The Town and Country Planning (General Permitted Development) (England) (Amendment) Order 2024 (SI2024/579) came into force on the 21st May 2024.

It amends existing Permitted Development rights from 2015, which allow the Change of Use of former agricultural buildings to residential dwellings under Class Q without making a full planning application. The rights now also allow ‘buildings on agricultural units and former agricultural buildings’ to be converted to dwelling houses, essentially awarding these rights to outlying buildings that haven’t been used for agricultural purposes. The rights also apply to enable land within the curtilage of those buildings to be converted to residential use.

In summary, the rules now:

  • Allow rear single-storey extensions up to 4m, but otherwise, the footprint must remain as per the existing building/s;
  • Limit the maximum floorspace of the dwelling/s to 150m2
  • Increase the maximum number of dwellings to 10, but with a maximum floor space of 1000 m2 in total.
  • Amend the definitions of ‘curtilage’ and ‘agricultural unit.’
  • State that sites must have existing highway access

Class Q rights only apply to the conversion of existing buildings with four walls and a roof. The development needs to be carried out within three years of prior approval. Where substantial rebuilding is required, full planning permission will likely be needed.

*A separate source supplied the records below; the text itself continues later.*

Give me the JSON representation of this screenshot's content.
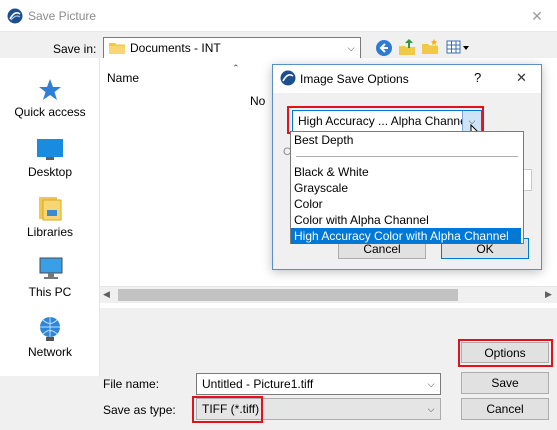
{
  "window": {
    "title": "Save Picture",
    "close_glyph": "✕"
  },
  "toolbar": {
    "save_in_label": "Save in:",
    "location": "Documents - INT",
    "icons": [
      "back-icon",
      "up-folder-icon",
      "new-folder-icon",
      "view-menu-icon"
    ]
  },
  "sidebar": {
    "items": [
      {
        "label": "Quick access",
        "icon": "quick-access-star-icon"
      },
      {
        "label": "Desktop",
        "icon": "desktop-icon"
      },
      {
        "label": "Libraries",
        "icon": "libraries-icon"
      },
      {
        "label": "This PC",
        "icon": "this-pc-icon"
      },
      {
        "label": "Network",
        "icon": "network-icon"
      }
    ]
  },
  "file_list": {
    "column_name": "Name",
    "empty_text": "No"
  },
  "dialog": {
    "title": "Image Save Options",
    "help_glyph": "?",
    "close_glyph": "✕",
    "selected_value": "High Accuracy ... Alpha Channel",
    "options": [
      "Best Depth",
      "Black & White",
      "Grayscale",
      "Color",
      "Color with Alpha Channel",
      "High Accuracy Color with Alpha Channel"
    ],
    "selected_index": 5,
    "partial_letter": "C",
    "cancel_label": "Cancel",
    "ok_label": "OK"
  },
  "bottom": {
    "options_label": "Options",
    "file_name_label": "File name:",
    "file_name_value": "Untitled - Picture1.tiff",
    "save_as_type_label": "Save as type:",
    "save_as_type_value": "TIFF (*.tiff)",
    "save_label": "Save",
    "cancel_label": "Cancel"
  },
  "colors": {
    "accent": "#0078d7",
    "highlight_box": "#e3111b",
    "dialog_border": "#5a8ec8"
  }
}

For Permitted Development (‘PD’) rights to be valid, qualifying criteria in the rules must be fully met. It should also be noted that in some cases, PD requires prior approval of the local authority. PD rights can also be partially restricted or withdrawn by an Article 4 direction (temporarily or permanently) or as a condition of a planning permission/Section 106 Agreement. Additionally, Class Q rights don’t apply to Sites of Special Scientific Interest, safety hazard areas, military explosive storage areas, or listed buildings or sites with scheduled monuments. It is, therefore, essential to seek advice before relying on them, particularly as the time limit for bringing enforcement action for breach of planning controls increased in April 2024 to ten years.

It should also be noted that where charging schedules exist for the area in which the conversion is proposed, the Community Infrastructure Levy will be applicable to the new dwellings, save where an exception exists, such as the self-build exception.

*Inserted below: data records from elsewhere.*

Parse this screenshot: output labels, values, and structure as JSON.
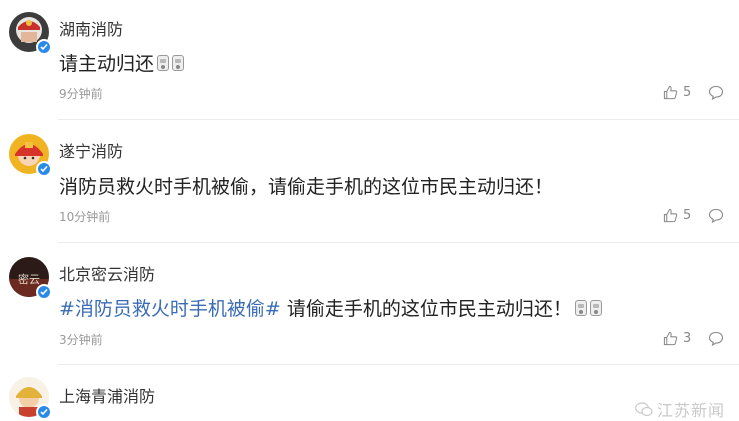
{
  "comments": [
    {
      "name": "湖南消防",
      "content": "请主动归还",
      "time": "9分钟前",
      "likes": "5"
    },
    {
      "name": "遂宁消防",
      "content": "消防员救火时手机被偷，请偷走手机的这位市民主动归还！",
      "time": "10分钟前",
      "likes": "5"
    },
    {
      "name": "北京密云消防",
      "hashtag": "#消防员救火时手机被偷#",
      "content": " 请偷走手机的这位市民主动归还！",
      "time": "3分钟前",
      "likes": "3"
    },
    {
      "name": "上海青浦消防"
    }
  ],
  "watermark": {
    "text": "江苏新闻"
  },
  "icons": [
    "verified-badge-icon",
    "thumbs-up-icon",
    "comment-bubble-icon",
    "emoji-icon"
  ],
  "colors": {
    "hashtag": "#3a6db5",
    "verified": "#2a8ae8",
    "meta": "#999999"
  }
}
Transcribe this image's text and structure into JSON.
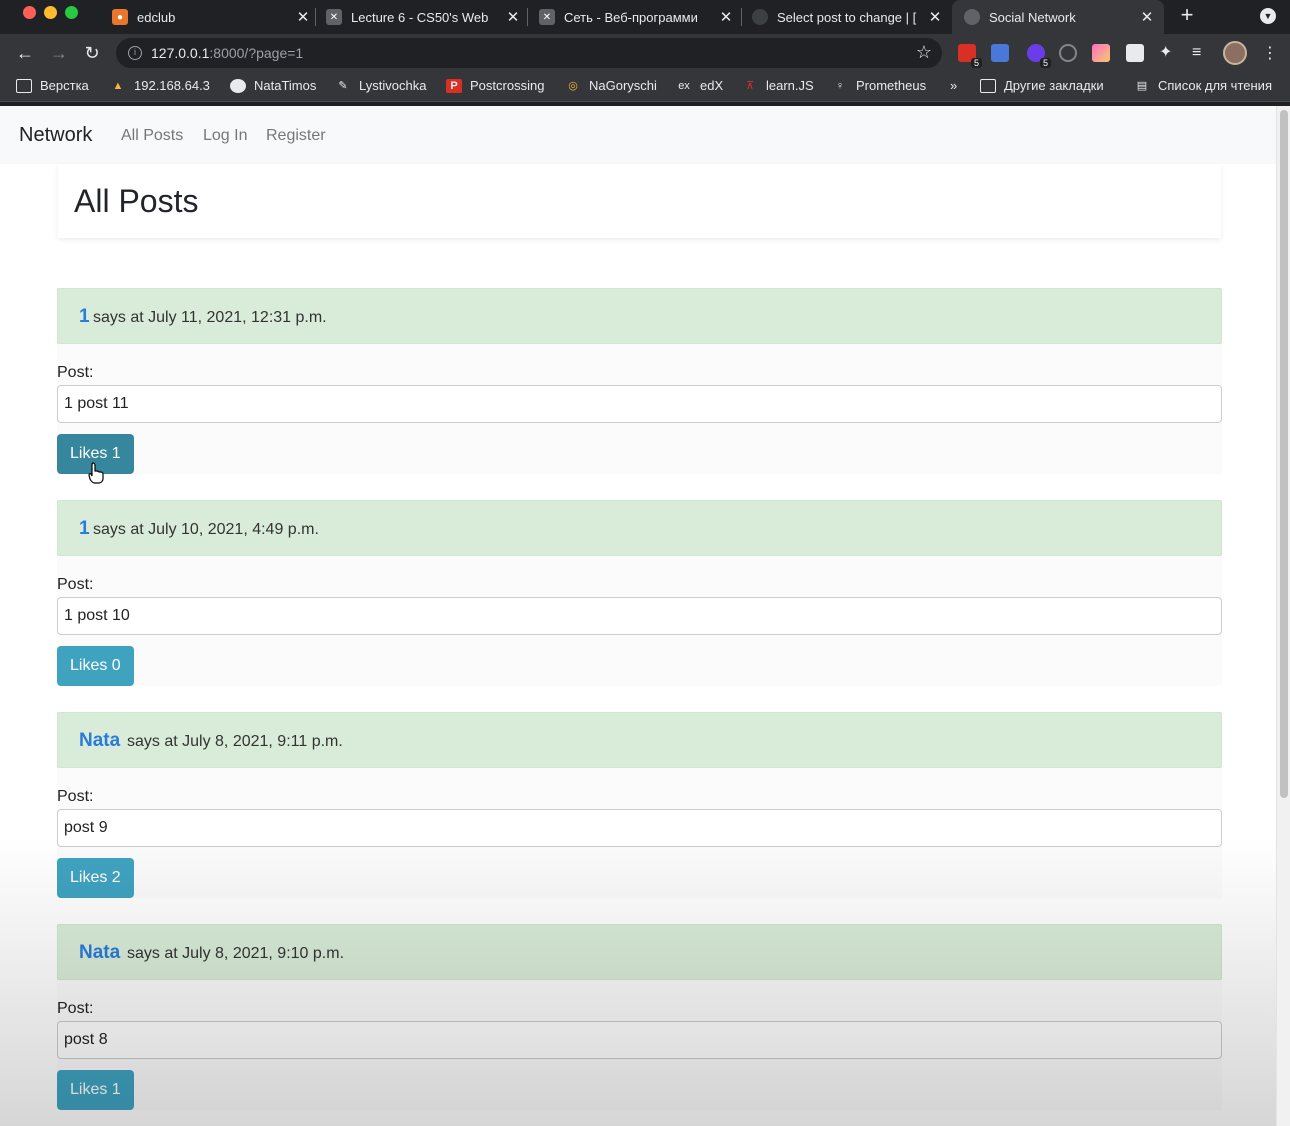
{
  "browser": {
    "tabs": [
      {
        "title": "edclub",
        "active": false
      },
      {
        "title": "Lecture 6 - CS50's Web",
        "active": false
      },
      {
        "title": "Сеть - Веб-программи",
        "active": false
      },
      {
        "title": "Select post to change | [",
        "active": false
      },
      {
        "title": "Social Network",
        "active": true
      }
    ],
    "url_host": "127.0.0.1",
    "url_rest": ":8000/?page=1",
    "extension_badges": [
      "5",
      "5"
    ],
    "bookmarks": [
      {
        "label": "Верстка",
        "icon": "folder-icon"
      },
      {
        "label": "192.168.64.3",
        "icon": "server-icon"
      },
      {
        "label": "NataTimos",
        "icon": "github-icon"
      },
      {
        "label": "Lystivochka",
        "icon": "bookmark-icon"
      },
      {
        "label": "Postcrossing",
        "icon": "postcrossing-icon"
      },
      {
        "label": "NaGoryschi",
        "icon": "bookmark-icon"
      },
      {
        "label": "edX",
        "icon": "edx-icon"
      },
      {
        "label": "learn.JS",
        "icon": "learnjs-icon"
      },
      {
        "label": "Prometheus",
        "icon": "prometheus-icon"
      }
    ],
    "overflow_label": "»",
    "other_bookmarks": "Другие закладки",
    "reading_list": "Список для чтения"
  },
  "navbar": {
    "brand": "Network",
    "links": [
      "All Posts",
      "Log In",
      "Register"
    ]
  },
  "page_title": "All Posts",
  "posts": [
    {
      "author": "1",
      "meta": "says at July 11, 2021, 12:31 p.m.",
      "label": "Post:",
      "content": "1 post 11",
      "likes": "Likes 1"
    },
    {
      "author": "1",
      "meta": "says at July 10, 2021, 4:49 p.m.",
      "label": "Post:",
      "content": "1 post 10",
      "likes": "Likes 0"
    },
    {
      "author": "Nata",
      "meta": "says at July 8, 2021, 9:11 p.m.",
      "label": "Post:",
      "content": "post 9",
      "likes": "Likes 2"
    },
    {
      "author": "Nata",
      "meta": "says at July 8, 2021, 9:10 p.m.",
      "label": "Post:",
      "content": "post 8",
      "likes": "Likes 1"
    }
  ],
  "colors": {
    "post_header": "#d9ecd9",
    "author_link": "#2b7bdb",
    "likes_button": "#3fa3c0"
  }
}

Transitional arrangements apply in respect of developments which had prior approval before the 21st May 2024 and for those electing to apply the previous PD rules for new conversions until 20th May 2025. These prior rules continue to allow:

  • Up to three larger dwellings with floorspace up to 465m2; OR
  • Up to five smaller dwellings up to 100m2 each; OR
  • A combination of larger and smaller dwellings, up to five units, but no more than three of them, can be larger dwellings (as defined above).

However, the need for suitable access will apply to conversions under the prior rules during the transitional period.

Meanwhile, changes to Class R PD rights for the conversion of buildings from agricultural  to commercial use have:

  • extended those rights to include sports and recreational uses, and
  • doubled the maximum allowed floorspace to 1000m2

These rules apply immediately as there are no transitional arrangements for Class R rights.